Coordination and division of labour in environment and natural resource management issues

Developing EU positions on environment issues with a view to dialogue with partner countries and other stakeholders.

Promoting regular exchanges between the Commission and Member States’ agencies on environment integration focusing inter alia on:

  • joint use and peer review of mainstreaming tools (CEPs, SEAs, EIAs) as well as joint analytical work, in collaboration with other bilateral and multilateral donors, when and where appropriate;
  • joint training on environmental integration and on specific environmental themes, interlinking of websites, in collaboration with other bilateral and multilateral donors, when and where appropriate."

Source: European Environment Council (2009): Council Conclusions on Integrating Environment in Development Cooperation. 25 June 2009. The Council of the European Union.

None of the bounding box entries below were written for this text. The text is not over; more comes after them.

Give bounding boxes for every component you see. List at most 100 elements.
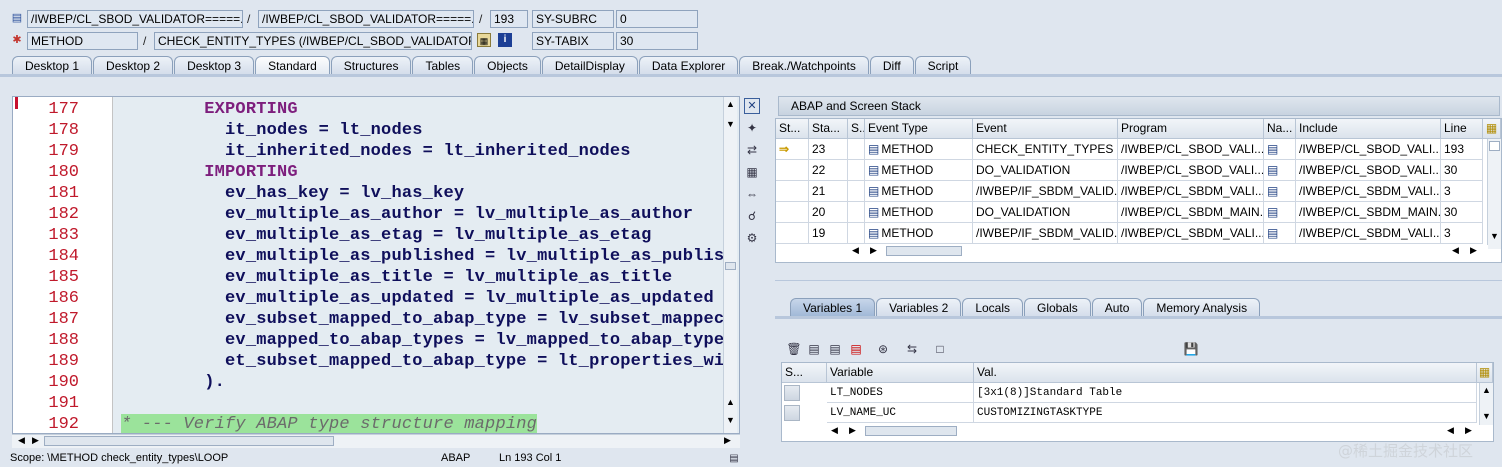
- layout-settings-icon[interactable]: ▦: [1477, 363, 1493, 383]
- tab-structures[interactable]: Structures: [330, 56, 412, 75]
- stack-vertical-scrollbar[interactable]: ▼: [1487, 139, 1501, 249]
- navigate-icon[interactable]: ▤: [1267, 142, 1278, 156]
- event-type-field[interactable]: METHOD: [27, 32, 138, 50]
- variable-name[interactable]: LV_NAME_UC: [827, 403, 974, 423]
- variables-grid[interactable]: S... Variable Val. ▦ LT_NODES [3x1(8)]Standar…: [781, 362, 1494, 442]
- editor-vertical-scrollbar[interactable]: ▲ ▼ ▲ ▼: [723, 97, 737, 433]
- tab-variables-1[interactable]: Variables 1: [790, 298, 876, 317]
- event-name-field[interactable]: CHECK_ENTITY_TYPES (/IWBEP/CL_SBOD_VALID…: [154, 32, 472, 50]
- tab-desktop-1[interactable]: Desktop 1: [12, 56, 93, 75]
- stack-event-name[interactable]: /IWBEP/IF_SBDM_VALID...: [973, 181, 1118, 202]
- source-code-editor[interactable]: 177 EXPORTING 178 it_nodes = lt_nodes 179 …: [12, 96, 740, 434]
- transfer-icon[interactable]: ⇆: [904, 341, 920, 357]
- stack-col-header[interactable]: Na...: [1264, 119, 1296, 139]
- stack-event-name[interactable]: CHECK_ENTITY_TYPES: [973, 139, 1118, 160]
- row-selector[interactable]: [784, 405, 800, 421]
- layout-settings-icon[interactable]: ▦: [1483, 119, 1501, 139]
- stack-include-name[interactable]: /IWBEP/CL_SBDM_VALI...: [1296, 223, 1441, 244]
- event-type-text: METHOD: [881, 142, 934, 156]
- stack-include-name[interactable]: /IWBEP/CL_SBDM_MAIN...: [1296, 202, 1441, 223]
- new-tool-icon[interactable]: ✦: [744, 120, 760, 136]
- settings-icon[interactable]: ⚙: [744, 230, 760, 246]
- stack-event-name[interactable]: DO_VALIDATION: [973, 202, 1118, 223]
- stack-col-header[interactable]: Line: [1441, 119, 1483, 139]
- sy-subrc-value[interactable]: 0: [616, 10, 698, 28]
- save-icon[interactable]: 💾: [1183, 341, 1199, 357]
- stack-horizontal-scrollbar[interactable]: ◀ ▶ ◀ ▶: [848, 245, 1488, 259]
- tab-desktop-3[interactable]: Desktop 3: [174, 56, 255, 75]
- stack-program-name[interactable]: /IWBEP/CL_SBOD_VALI...: [1118, 160, 1264, 181]
- tab-desktop-2[interactable]: Desktop 2: [93, 56, 174, 75]
- tab-data-explorer[interactable]: Data Explorer: [638, 56, 739, 75]
- stack-stack-level: 19: [809, 223, 848, 244]
- insert-row-icon[interactable]: ▤: [806, 341, 822, 357]
- display-object-icon[interactable]: ▦: [477, 33, 491, 47]
- variable-name[interactable]: LT_NODES: [827, 383, 974, 403]
- tab-script[interactable]: Script: [914, 56, 972, 75]
- navigate-icon[interactable]: ▤: [1267, 226, 1278, 240]
- info-icon[interactable]: i: [498, 33, 512, 47]
- variables-horizontal-scrollbar[interactable]: ◀ ▶ ◀ ▶: [827, 425, 1479, 439]
- delete-row-icon[interactable]: ▤: [848, 341, 864, 357]
- main-program-field[interactable]: /IWBEP/CL_SBOD_VALIDATOR=====...: [27, 10, 243, 28]
- tabbar-line: [0, 74, 1502, 77]
- watermark: @稀土掘金技术社区: [1338, 442, 1474, 460]
- tab-break-watchpoints[interactable]: Break./Watchpoints: [739, 56, 869, 75]
- stack-col-header[interactable]: St...: [776, 119, 809, 139]
- stack-program-name[interactable]: /IWBEP/CL_SBDM_VALI...: [1118, 223, 1264, 244]
- stack-program-name[interactable]: /IWBEP/CL_SBDM_VALI...: [1118, 181, 1264, 202]
- nav-icon[interactable]: □: [932, 341, 948, 357]
- navigate-icon[interactable]: ▤: [1267, 163, 1278, 177]
- maximize-icon[interactable]: ▦: [744, 164, 760, 180]
- stack-col-header[interactable]: Event: [973, 119, 1118, 139]
- tab-diff[interactable]: Diff: [869, 56, 914, 75]
- tab-tables[interactable]: Tables: [412, 56, 474, 75]
- row-selector[interactable]: [784, 385, 800, 401]
- append-row-icon[interactable]: ▤: [827, 341, 843, 357]
- editor-horizontal-scrollbar[interactable]: ◀ ▶ ▶: [12, 434, 740, 448]
- stack-event-name[interactable]: /IWBEP/IF_SBDM_VALID...: [973, 223, 1118, 244]
- include-field[interactable]: /IWBEP/CL_SBOD_VALIDATOR=====...: [258, 10, 474, 28]
- stack-event-name[interactable]: DO_VALIDATION: [973, 160, 1118, 181]
- line-number-field[interactable]: 193: [490, 10, 528, 28]
- separator: /: [247, 12, 251, 26]
- swap-tool-icon[interactable]: ⇄: [744, 142, 760, 158]
- close-icon[interactable]: ✕: [744, 98, 760, 114]
- tab-variables-2[interactable]: Variables 2: [876, 298, 962, 317]
- stack-col-header[interactable]: Include: [1296, 119, 1441, 139]
- stack-col-header[interactable]: Event Type: [865, 119, 973, 139]
- stack-col-header[interactable]: S...: [848, 119, 865, 139]
- tab-locals[interactable]: Locals: [962, 298, 1023, 317]
- sy-tabix-value[interactable]: 30: [616, 32, 698, 50]
- tab-objects[interactable]: Objects: [474, 56, 541, 75]
- delete-icon[interactable]: 🗑: [786, 341, 802, 357]
- variable-value[interactable]: CUSTOMIZINGTASKTYPE: [974, 403, 1477, 423]
- stack-include-name[interactable]: /IWBEP/CL_SBDM_VALI...: [1296, 181, 1441, 202]
- stack-include-name[interactable]: /IWBEP/CL_SBOD_VALI...: [1296, 160, 1441, 181]
- stack-col-header[interactable]: Sta...: [809, 119, 848, 139]
- stack-include-name[interactable]: /IWBEP/CL_SBOD_VALI...: [1296, 139, 1441, 160]
- stack-current-marker: [776, 181, 809, 202]
- stack-grid[interactable]: St...Sta...S...Event TypeEventProgramNa.…: [775, 118, 1502, 263]
- tab-standard[interactable]: Standard: [255, 56, 330, 75]
- tab-globals[interactable]: Globals: [1024, 298, 1091, 317]
- tab-detaildisplay[interactable]: DetailDisplay: [541, 56, 638, 75]
- stack-program-name[interactable]: /IWBEP/CL_SBDM_MAIN...: [1118, 202, 1264, 223]
- stack-stack-level: 22: [809, 160, 848, 181]
- stack-program-name[interactable]: /IWBEP/CL_SBOD_VALI...: [1118, 139, 1264, 160]
- code-line: 185 ev_multiple_as_title = lv_multiple_a…: [13, 267, 733, 288]
- navigate-icon[interactable]: ▤: [1267, 205, 1278, 219]
- stack-nav-cell: ▤: [1264, 139, 1296, 160]
- variables-vertical-scrollbar[interactable]: ▲ ▼: [1479, 383, 1493, 425]
- tab-memory-analysis[interactable]: Memory Analysis: [1143, 298, 1261, 317]
- stack-col-header[interactable]: Program: [1118, 119, 1264, 139]
- variables-col-header[interactable]: Variable: [827, 363, 974, 383]
- services-icon[interactable]: ☌: [744, 208, 760, 224]
- tab-auto[interactable]: Auto: [1091, 298, 1143, 317]
- navigate-icon[interactable]: ▤: [1267, 184, 1278, 198]
- resize-icon[interactable]: ⇔: [744, 186, 760, 202]
- variable-value[interactable]: [3x1(8)]Standard Table: [974, 383, 1477, 403]
- variables-col-header[interactable]: S...: [782, 363, 827, 383]
- variables-col-header[interactable]: Val.: [974, 363, 1477, 383]
- hierarchy-icon[interactable]: ⊛: [875, 341, 891, 357]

The EC has developed an environment integration handbook - available at http://ec.europa.eu/europeaid/multimedia/publications/documents/thematic/europeaid-environmental-handbook_en.pdf. In this handbook the environment is considered to include those bio-physical resources and conditions on which human lives and activities depend, and which in turn they influence. The handbook will be replaced by Environment Integration Guidelines, and the Environment Integration strategy will be updated by 2011.

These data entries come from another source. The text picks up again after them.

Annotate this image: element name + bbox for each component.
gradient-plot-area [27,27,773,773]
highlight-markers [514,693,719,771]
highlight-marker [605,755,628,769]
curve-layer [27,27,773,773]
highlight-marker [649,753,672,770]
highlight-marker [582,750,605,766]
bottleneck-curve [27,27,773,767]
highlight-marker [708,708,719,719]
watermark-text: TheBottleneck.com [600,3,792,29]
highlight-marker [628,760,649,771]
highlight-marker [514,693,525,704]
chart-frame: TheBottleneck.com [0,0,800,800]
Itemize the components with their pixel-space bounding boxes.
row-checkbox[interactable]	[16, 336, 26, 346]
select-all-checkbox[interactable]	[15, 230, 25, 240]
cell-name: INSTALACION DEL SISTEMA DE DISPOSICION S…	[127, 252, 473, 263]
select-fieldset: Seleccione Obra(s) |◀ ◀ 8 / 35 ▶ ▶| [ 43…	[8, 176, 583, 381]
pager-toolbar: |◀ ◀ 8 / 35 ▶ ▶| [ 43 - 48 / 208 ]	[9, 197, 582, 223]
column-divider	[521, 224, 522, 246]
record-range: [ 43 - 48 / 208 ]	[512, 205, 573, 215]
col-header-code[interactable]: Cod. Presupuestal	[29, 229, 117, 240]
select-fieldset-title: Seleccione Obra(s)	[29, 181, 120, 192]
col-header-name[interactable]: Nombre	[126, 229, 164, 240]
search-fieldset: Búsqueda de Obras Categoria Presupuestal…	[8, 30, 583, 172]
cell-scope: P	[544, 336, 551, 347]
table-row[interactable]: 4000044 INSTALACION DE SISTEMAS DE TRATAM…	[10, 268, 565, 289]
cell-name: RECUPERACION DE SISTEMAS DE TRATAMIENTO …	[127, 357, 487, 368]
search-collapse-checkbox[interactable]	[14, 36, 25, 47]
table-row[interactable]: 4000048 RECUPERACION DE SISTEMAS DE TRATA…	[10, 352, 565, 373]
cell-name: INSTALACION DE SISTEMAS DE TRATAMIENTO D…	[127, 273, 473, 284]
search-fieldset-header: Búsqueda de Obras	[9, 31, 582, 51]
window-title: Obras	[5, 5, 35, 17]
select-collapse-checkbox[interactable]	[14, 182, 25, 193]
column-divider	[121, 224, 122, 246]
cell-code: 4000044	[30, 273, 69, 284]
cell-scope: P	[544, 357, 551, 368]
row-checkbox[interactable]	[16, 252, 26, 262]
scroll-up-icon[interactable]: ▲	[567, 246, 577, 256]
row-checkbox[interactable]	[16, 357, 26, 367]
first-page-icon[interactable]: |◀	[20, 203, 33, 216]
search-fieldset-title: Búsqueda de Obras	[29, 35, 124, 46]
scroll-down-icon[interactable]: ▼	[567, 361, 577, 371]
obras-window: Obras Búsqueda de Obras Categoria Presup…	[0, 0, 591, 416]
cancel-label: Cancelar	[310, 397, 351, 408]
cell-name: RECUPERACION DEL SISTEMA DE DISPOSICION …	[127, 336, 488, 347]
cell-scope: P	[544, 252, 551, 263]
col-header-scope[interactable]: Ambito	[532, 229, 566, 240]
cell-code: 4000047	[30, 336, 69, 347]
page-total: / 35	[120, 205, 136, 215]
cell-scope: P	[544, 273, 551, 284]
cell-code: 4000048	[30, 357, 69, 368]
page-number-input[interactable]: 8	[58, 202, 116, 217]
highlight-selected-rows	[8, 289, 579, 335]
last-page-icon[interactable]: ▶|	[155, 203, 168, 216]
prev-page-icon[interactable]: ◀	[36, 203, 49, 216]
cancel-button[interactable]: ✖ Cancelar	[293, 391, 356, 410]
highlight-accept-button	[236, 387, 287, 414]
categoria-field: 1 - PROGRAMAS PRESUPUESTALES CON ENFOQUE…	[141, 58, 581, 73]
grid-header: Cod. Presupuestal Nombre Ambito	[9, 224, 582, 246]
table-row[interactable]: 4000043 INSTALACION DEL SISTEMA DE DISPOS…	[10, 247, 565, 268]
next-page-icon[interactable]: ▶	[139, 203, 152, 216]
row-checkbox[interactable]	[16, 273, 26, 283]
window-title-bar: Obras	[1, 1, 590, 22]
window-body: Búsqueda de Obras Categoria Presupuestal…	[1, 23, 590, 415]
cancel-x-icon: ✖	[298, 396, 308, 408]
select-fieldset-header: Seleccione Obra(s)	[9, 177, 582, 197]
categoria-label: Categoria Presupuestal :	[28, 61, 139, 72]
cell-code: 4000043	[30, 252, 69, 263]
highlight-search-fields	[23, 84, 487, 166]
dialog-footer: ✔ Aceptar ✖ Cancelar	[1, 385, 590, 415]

The World Bank - moving beyond mainstreaming toward environmental sustainability.

The following quotation from the World Bank’s concept note for its new Environment Strategy indicates its thinking on environmental mainstreaming and environmental sustainability.

Achieving environmental sustainability is an ongoing process on which we intend to move forward during the timeframe of the Strategy. In the WBG, key milestones in that journey include the adoption of the Safeguards, in the late 1980s, as the Bank’s policy instruments for implementing the precautionary or ‘do no harm’ principle in Bank-funded activities. Subsequently in 2001, the Bank’s first environment strategy emphasized mainstreaming or incorporation of environmental considerations in the activities of sectors. The new Strategy intends to move further along the spectrum, beyond safeguards and mainstreaming, to improving the environmental sustainability of the WBG’s overall portfolio. Building on areas where effective mainstreaming was achieved, the proposed Strategy will include targets for achieving environmental sustainability of the operational portfolio, to be achieved over the 10-year implementation period of the Strategy. This will require (i) a results framework; (ii) knowledge and capacity building, both internally and externally including to foster ownership of environmental sustainability in all sectors; (iii) close partnership with regional and sector colleagues, including linkages with relevant sector strategies such as climate change and energy; and (iv) leveraging external stakeholders support for sustainable development. Results indicators for sustainability outcomes will be agreed with the regions and sectors. The experience from implementing IFC’s Policy and Performance Standards on Social and Environmental Sustainability offers potential lessons for the Bank in moving forward, as will the experience from the integration of infrastructure units with environmental, social and rural development units into a Sustainable Development Network in June 2006”.


1 PEP is a group of donor agencies, multilaterals and some research-focused INGOs. See http://www.povertyenvironment.net/pep/

4 For example, codes of practice for horticulture and floriculture now have reasonable social chapters.

5 Council Conclusions on Climate Change (16 March 2009) and on DRR (18 May 2009).